In the Notice, NIH justified its rejection by citing concerns about the expected costs of implementation, as well as about the scientific basis of the recommendation. The agency elected to embark on a further assessment, which included consulting with experts and commissioning a review of available literature about space requirements. The consulted individuals all were research scientists and veterinarians associated with large primate research facilities—facilities that might be expected to oppose any space-expansion requirements for the chimpanzees.
The NIH assessment did not find published data to support the original 1000 ft2 per chimpanzee recommendation and noted an urgent need for further research to quantify the space needs of chimpanzees. NIH apparently chose to ignore what the Working Group gleaned from its visits to chimpanzee sanctuaries that provide larger living space, including what it learned about their “considerable success” in forming large, stable social groups of more than 25 individuals. This hands-on, real-life evidence appears to have played a significant role in the Working Group’s recommendation. Of particular note, the Working Group stated that cost was not sufficient justification for keeping chimpanzees in ethologically inappropriate environments.
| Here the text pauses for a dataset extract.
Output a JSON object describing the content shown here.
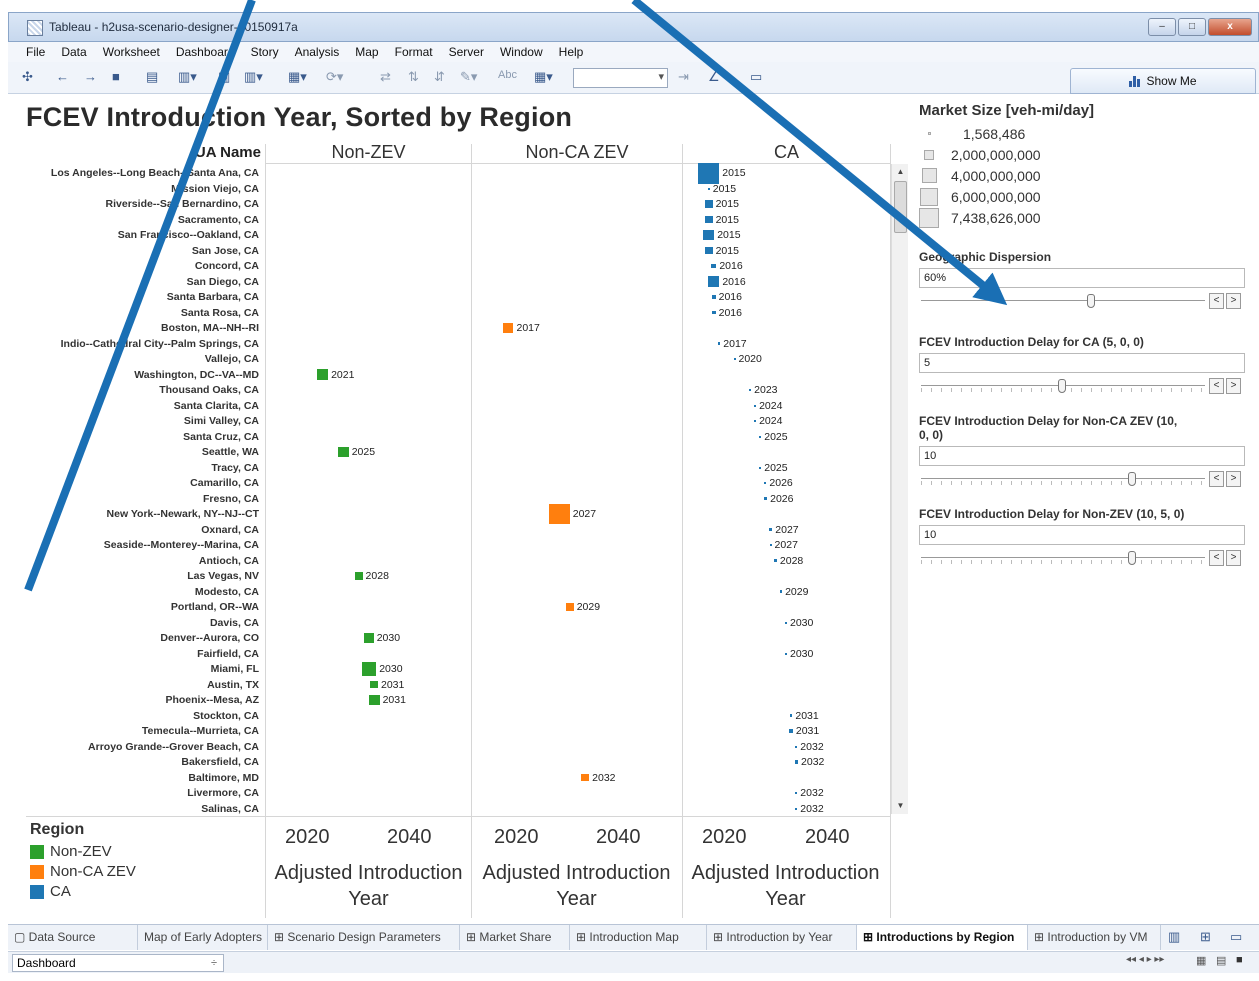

Based upon its interpretation of the literature review and additional input, NIH decided that the primary living space of the chimpanzees should be “at least 250 ft2 per chimpanzee,” one-quarter of the Working Group’s recommended minimum. AWI does not agree with this finding and urges NIH to reconsider its decision. It would appear that the 250 ft2 requirement is arbitrary, particularly in light of the acknowledgement of an urgent need for further research to quantify space requirements.